To put this effort in perspective, it helps to understand the business opportunity and what obstacles you may encounter along the way. According to consistent reports over the years, workers spend nearly half of their time searching for and preparing data instead of gaining insights that can help drive better business outcomes. In an enterprise, harnessing data is often held back by a lack of collaboration, knowledge gaps, or even resistance to change. And many industry analyst firms indicate that enterprises continue to struggle to realize business value from their organization’s data and analytics investments.

Challenges and Mitigation Strategies

In developing the EDP, we identified four common data lake challenges and effective mitigation strategies.

  • User aversion. For most large enterprises the toughest obstacles are psychological and cultural. Figuring how to pry people away from data silos is, of course, psychological. It can give the hoarders a sense of control and also job security. You need overall company leadership, not just technology leadership, to emphasize the real power and value of bringing together multiple disparate enterprise datasets. You need top-down directives. You need to work with teams starting at the grassroots level.
  • Defining the right problem to solve. Odd as it may seem, in many data initiatives, the enterprise realizes later in the journey that it may not be tackling the right problem. All participants, including those in technical business functions, need to have a common understanding of the problem definition. This begins with comprehending the business vision, identifying data sources, recognizing the pain points and potential risks, and determining whether the desired benefits are obtainable. Cross-collaboration between various stakeholders is key to defining the problem. When the definition is confirmed, you can establish the foundation for building the data platform.
  • Data empathy. This approach is built on a willingness and dedication to deeply understand how your business stakeholders intend to use and interpret the data. We had the pain and problem, but on the benefit side we have trailblazers and early adopters. We were fortunate to connect with several business partners who shared a burning desire to give and receive value from their data. Some had specific use cases in mind; others wanted to collaborate to pinpoint their optimal use cases. How do the business teams prefer to consume the data and how often do they need updates?
  • Data quality and governance. Schema enforcements are critical to prevent mismatches between data sources and targets. We believe it’s really important to build a framework and automated alerting system for schema enforcement and data quality. It’s important to do this before you begin the work of data ingestion. Without this, your data may be unusable by business partners, and with the right framework you can help ensure high data quality. You can also quickly address problems if they arise.
Data Democratization and Project Wins

There are myriad ways that enterprises can achieve a healthy return on investment (ROI) from their EDP-style data lakes. In several of our significant wins thus far, we:

  • Increased our sales and marketing team’s ability to upsell and cross sell, which resulted in $27 million in incremental sales opportunities.
  • Introduced a new, automated, document-translation function for customer proposals that avoids using a costly, external translation service. Our ROI is $3 million in annual savings, and we’re looking to roll it out to legal and other functions with translation needs.
  • Used the EDP to connect and analyze pricing information against competitive pricing and sales histories. This approach was initiated by the Hitachi Vantara pricing team, in its search for new ways to improve margins. The analysis led to the creation of a pricing optimization tool which has delivered an estimated $32 million in incremental revenue.
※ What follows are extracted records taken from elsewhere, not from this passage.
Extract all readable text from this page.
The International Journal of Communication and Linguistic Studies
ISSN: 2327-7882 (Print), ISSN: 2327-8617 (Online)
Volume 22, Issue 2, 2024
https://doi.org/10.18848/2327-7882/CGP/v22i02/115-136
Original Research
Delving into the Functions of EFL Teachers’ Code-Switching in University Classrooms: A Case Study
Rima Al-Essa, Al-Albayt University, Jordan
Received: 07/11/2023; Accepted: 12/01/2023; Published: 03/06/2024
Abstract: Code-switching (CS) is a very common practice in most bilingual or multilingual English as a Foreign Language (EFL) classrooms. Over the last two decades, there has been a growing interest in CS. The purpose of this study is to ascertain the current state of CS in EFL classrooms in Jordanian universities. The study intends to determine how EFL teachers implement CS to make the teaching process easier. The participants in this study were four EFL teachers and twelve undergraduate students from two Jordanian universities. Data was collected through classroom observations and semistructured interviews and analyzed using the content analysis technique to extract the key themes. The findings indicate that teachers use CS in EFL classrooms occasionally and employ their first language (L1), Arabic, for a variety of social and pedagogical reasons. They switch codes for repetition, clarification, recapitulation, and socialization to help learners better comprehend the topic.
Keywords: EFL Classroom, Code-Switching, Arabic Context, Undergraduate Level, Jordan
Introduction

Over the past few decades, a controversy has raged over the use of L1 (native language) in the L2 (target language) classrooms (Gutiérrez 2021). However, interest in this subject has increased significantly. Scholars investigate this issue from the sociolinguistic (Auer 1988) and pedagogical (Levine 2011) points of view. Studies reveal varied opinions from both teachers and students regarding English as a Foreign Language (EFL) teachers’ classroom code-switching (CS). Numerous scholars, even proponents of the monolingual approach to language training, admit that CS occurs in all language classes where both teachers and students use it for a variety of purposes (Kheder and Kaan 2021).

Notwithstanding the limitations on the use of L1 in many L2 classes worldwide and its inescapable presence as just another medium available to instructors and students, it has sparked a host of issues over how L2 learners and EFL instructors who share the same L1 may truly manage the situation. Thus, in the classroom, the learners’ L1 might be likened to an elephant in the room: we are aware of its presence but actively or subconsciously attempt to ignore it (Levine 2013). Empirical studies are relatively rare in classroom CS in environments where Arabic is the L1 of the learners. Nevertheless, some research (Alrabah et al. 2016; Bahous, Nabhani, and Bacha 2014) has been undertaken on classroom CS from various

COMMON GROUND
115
Now we know, with a corporate-wide commitment to change, and carefully managed investments in modern enterprise data platforms, companies can finally deliver actionable business intelligence and tangible returns that wouldn’t otherwise be possible with existing data silos. Hitachi Vantara’s EDP project has achieved true data democratization. And in migrating so much data to the cloud, we are running more efficiently and at a lower cost than ever before.

Tim Langley-Hawthorne is CIO at Hitachi Vantara.